Self-Neglect as Service
The work imperative within social justice organizations – taking action (working) as much as possible – ironically & tragically ends up sabotaging an organization’s capacity for effective action. We push ourselves, our work, & those around us, becoming increasingly ineffectual because we have not stopped to replenish our physical, emotional & mental health. This deterioration promotes cynicism, strains temperance & trust within relationships, & thus diminishes both our desire & our ability for collective vision & action.
This same cycle of self-neglecting service is also pervasive within oppressed communities, as citizens take on the burdens of economic & social disparity. Many of us come to this work because we, or the people we love, have experienced deep injustice. These experiences shape a negative understanding of our self-worth & potential for empowered action. When instinctual mistrust of ourselves & others goes unchallenged, we end up taking actions that reinforce/recycle the wounds of oppression within ourselves & within our relationships.
At the heart of this dynamic is the thinking that self-care is an indulgence. In the social justice work ethic, it is a waste of otherwise productive time. At the “macho” end of this thinking, self-care can even be seen as harmful; making us less effective by “softening” the rigidity of our focus & resolve.
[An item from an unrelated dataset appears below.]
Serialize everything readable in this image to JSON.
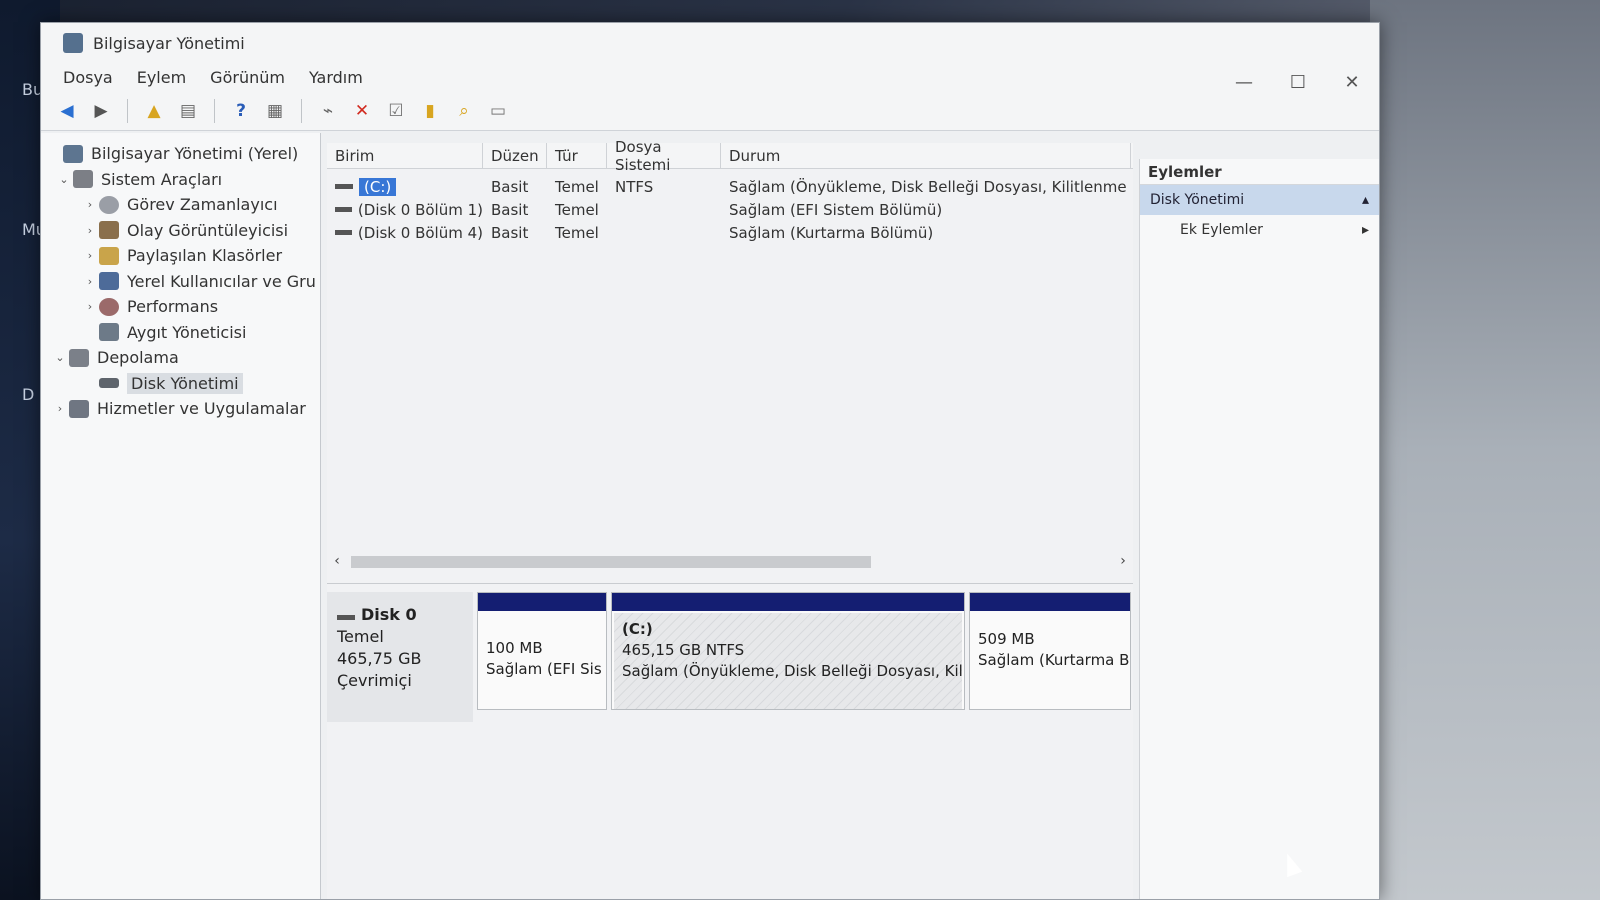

Most importantly, behind these canards lies an oppressed worldview – internalized from our own experiences and/or from the communities we serve – that convinces us we do not deserve it.
Our self- & community-narratives are a psychological state, but also significantly shape our emotional state, or mood. Finally, both of these shape our very bodies, as pessimistic thoughts & emotions bend our postures & lower our heads. Going the opposite direction, the stresses we put on our bodies produce moods that sour our opinion of ourselves, relationships, organizations & communities.
It is hard to imagine that liberated individuals, communities, societies or worlds can emerge from these broken fragments that make up the individual & collective bodies driving the work today.
Shifting the Paradigm
In the venerable words of Audre Lorde’s radical self-love,“Caring for myself is not self-indulgence, it is self-preservation & that is an act of political warfare.”
UP’s approach to social change, ignited & sustained by social change agents, seeks to push this ethos to the outer most edge. We want to challenge movements & change makers to claim our individual & collective beings as shaped by the very systems of oppression & injustice that we fight against. Without self-reflection & understanding that we, too, are a product of these insidious cultures & systems as are the materials conditions that our communities & the communities we fight for are living in, we cannot begin to imagine & change our society & world to be more just & equitable. At least not in a long lasting, sustainable way. We believe that each of us needs self-care, healing, & transformation to become the embodied leaders our visions require us to be.
No longer can we drive ourselves, beyond our capacity, & expect that our own trauma, our own shaping, will not rise to the surface & overshadow our good work & principles. We must understand our individual, organizational & community’s historical shaping as the basis of reinventing our selves & our leadership as the methodology towards deep societal change.
Our approach, in this respect, is simple- we believe changing you is changing the world. That self-reflection, -work & -transformation are the most radical change any one individual can commit. Our work deeply integrates this approach on every level & kind of training & development work we do.